Deirdre stared at her, amazed that she should be so frank so quickly. She swallowed nervously. Could she match that?

‘We haven’t much time,’ Antonia said,
as though Deirdre had voiced her surprise. ‘There isn’t much point now in procrastinating about things. I’m so pleased that Mark likes Mungo and Fleur, that he talks about them as though they were his siblings. He’s needed that. I suppose Shay told you that he had a problem with drugs at one point?’

‘Yes,’ Deirdre said, dazed.

‘That seems to be over now, thank God. I’ve missed Mark like hell…wanted him to be with me. He knows that more fully now, I think, and doesn’t blame me as much. He knows that I love him, and always will. I’m negotiating with John—that’s my partner—to spend a lot of time here in British Columbia, and the rest of the time in New Zealand. He’s looking into buying land here and a winery. In New Zealand he has a wine-growing business and a sheep farm, two things that he could also do here. Mark needs me around a lot for at least another five years.’

Deirdre nodded.
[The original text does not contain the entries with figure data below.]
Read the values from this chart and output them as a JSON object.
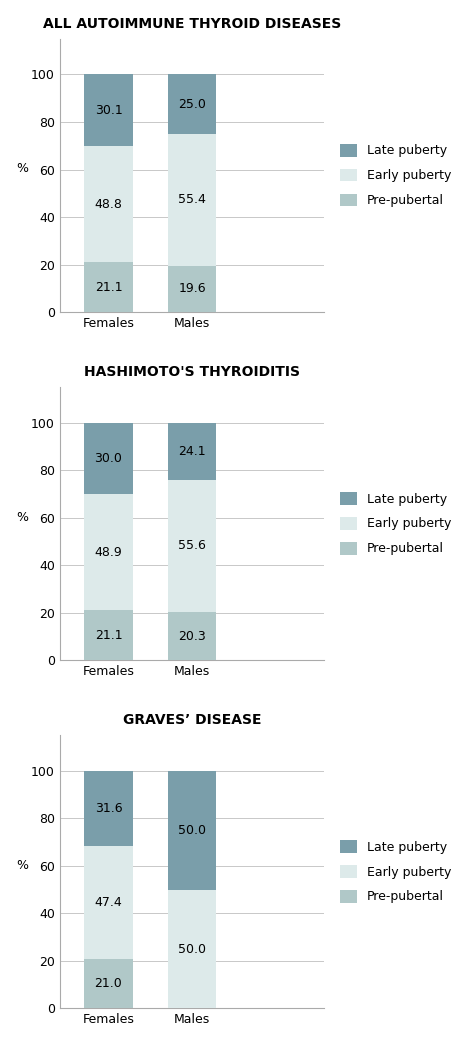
{
  "charts": [
    {
      "title": "ALL AUTOIMMUNE THYROID DISEASES",
      "females": [
        21.1,
        48.8,
        30.1
      ],
      "males": [
        19.6,
        55.4,
        25.0
      ]
    },
    {
      "title": "HASHIMOTO'S THYROIDITIS",
      "females": [
        21.1,
        48.9,
        30.0
      ],
      "males": [
        20.3,
        55.6,
        24.1
      ]
    },
    {
      "title": "GRAVES’ DISEASE",
      "females": [
        21.0,
        47.4,
        31.6
      ],
      "males": [
        0.0,
        50.0,
        50.0
      ]
    }
  ],
  "categories": [
    "Females",
    "Males"
  ],
  "legend_labels": [
    "Late puberty",
    "Early puberty",
    "Pre-pubertal"
  ],
  "ylabel": "%",
  "ylim": [
    0,
    115
  ],
  "yticks": [
    0,
    20,
    40,
    60,
    80,
    100
  ],
  "figsize": [
    4.74,
    10.43
  ],
  "dpi": 100,
  "background_color": "#ffffff",
  "grid_color": "#c8c8c8",
  "title_fontsize": 10,
  "label_fontsize": 9,
  "tick_fontsize": 9,
  "annotation_fontsize": 9,
  "legend_fontsize": 9
}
Antonia seemed to be a very nice person. Deirdre had the feeling that Shay had lost something worth having in her. That thought elicited a sadness in her, a mourning. Perhaps that was why Shay could
not love her…or could not say that he loved her. She did not know that she could be a match for Antonia. What to do? What to do?

‘I hope it works out,’ she said. ‘I know that Mark would be happier with you in the same country, not too far away.’ She forced herself to say the words, even though she did not know what those events would mean for her personally. All she knew at that moment was that the story, the ongoing saga, was not hers alone. In fact, she was on the periphery really, with no past that involved them. The absent John would also very obviously have a say. He must be an accommodating man to be willing to live in two places.